Candidates, committee treasurers and chairmen, and other persons required to file campaign finance disclosure reports under Louisiana law are directly affected by these changes. The new notification and cure period gives filers a structured opportunity to remedy filing deficiencies without penalty, protecting those who respond promptly to notice from accruing daily civil penalties. However, those who fail to correct filings within the seven business day deadline become subject to daily penalties as prescribed in existing law. The Board of Ethics and Supervisory Committee on Campaign Finance Disclosure experience operational changes, as staff must now send notices of delinquency within four days of discovering late filings and administer the seven-day cure period before penalties begin accruing. These bodies also lose discretion to impose conditional waivers, which previously allowed them to suspend or reduce penalties pending future compliance with ethics or campaign finance laws, eliminating a tool that could incentivize compliance while maintaining enforcement authority to grant permanent fee reductions based on good cause or other considerations.
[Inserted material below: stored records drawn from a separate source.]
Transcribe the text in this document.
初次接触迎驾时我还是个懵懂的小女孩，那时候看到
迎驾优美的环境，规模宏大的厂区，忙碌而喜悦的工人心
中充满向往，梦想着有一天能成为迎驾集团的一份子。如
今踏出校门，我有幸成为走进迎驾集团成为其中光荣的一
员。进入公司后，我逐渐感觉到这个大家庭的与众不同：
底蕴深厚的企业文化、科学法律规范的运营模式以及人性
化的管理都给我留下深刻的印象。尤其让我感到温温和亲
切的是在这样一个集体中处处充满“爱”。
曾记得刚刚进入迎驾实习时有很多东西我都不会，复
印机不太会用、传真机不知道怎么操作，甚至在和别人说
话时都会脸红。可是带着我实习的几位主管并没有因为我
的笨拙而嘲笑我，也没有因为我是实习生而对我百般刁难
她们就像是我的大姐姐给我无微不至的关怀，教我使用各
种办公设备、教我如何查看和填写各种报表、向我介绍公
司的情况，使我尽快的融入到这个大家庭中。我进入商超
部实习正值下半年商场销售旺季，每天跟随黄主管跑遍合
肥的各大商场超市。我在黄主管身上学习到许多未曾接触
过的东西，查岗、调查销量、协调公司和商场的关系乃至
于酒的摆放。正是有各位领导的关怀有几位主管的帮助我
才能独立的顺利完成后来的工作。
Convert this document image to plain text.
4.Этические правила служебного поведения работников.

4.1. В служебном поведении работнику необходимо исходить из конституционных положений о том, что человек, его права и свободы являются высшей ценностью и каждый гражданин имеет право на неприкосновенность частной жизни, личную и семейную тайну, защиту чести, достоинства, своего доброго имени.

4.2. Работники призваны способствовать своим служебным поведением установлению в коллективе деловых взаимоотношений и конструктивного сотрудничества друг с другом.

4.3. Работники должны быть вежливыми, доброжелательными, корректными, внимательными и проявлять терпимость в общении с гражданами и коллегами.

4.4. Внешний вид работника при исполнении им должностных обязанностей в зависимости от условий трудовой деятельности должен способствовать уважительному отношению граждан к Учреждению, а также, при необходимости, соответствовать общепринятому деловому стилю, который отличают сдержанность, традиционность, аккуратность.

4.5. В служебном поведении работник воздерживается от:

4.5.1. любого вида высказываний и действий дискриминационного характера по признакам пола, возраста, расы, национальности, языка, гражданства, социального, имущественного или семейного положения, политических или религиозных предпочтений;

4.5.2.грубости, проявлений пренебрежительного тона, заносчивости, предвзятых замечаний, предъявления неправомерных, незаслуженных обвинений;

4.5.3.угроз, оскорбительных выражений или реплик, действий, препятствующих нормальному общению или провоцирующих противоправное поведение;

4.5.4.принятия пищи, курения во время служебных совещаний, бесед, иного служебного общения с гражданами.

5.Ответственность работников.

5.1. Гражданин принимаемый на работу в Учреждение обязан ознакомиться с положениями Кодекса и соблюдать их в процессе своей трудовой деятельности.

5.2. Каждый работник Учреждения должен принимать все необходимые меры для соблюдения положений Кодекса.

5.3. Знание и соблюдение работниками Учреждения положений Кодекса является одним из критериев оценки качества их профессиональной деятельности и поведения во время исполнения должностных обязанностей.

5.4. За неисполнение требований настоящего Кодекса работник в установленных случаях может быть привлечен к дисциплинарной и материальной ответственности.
This legislation operates within Louisiana's existing ethics and campaign finance regulatory framework, amending provisions of the Ethics Code and Campaign Finance Disclosure Act that assign enforcement authority to the Board of Ethics and its Supervisory Committee on Campaign Finance Disclosure. The bill preserves the Board's underlying authority to assess civil penalties under R.S. 18:1505.4 and the supervisory committee's ability to impose additional civil penalties not exceeding ten thousand dollars for election-related reports filed after specified deadlines, conditioning penalty accrual only on the completion of the notification and cure period. The amendments maintain existing provisions allowing waiver of penalties and fees but restrict the conditions under which waivers may be granted, reflecting a legislative intent to standardize waiver procedures and eliminate contingent relief arrangements. The bill also clarifies that for purposes of computing due dates and penalties, a report shall be considered due on the deadline specified in the notice of delinquency rather than the original statutory deadline, and extends the day-counting exclusion that already applied to penalties under subsections A and B to include subsection E's notification and cure period.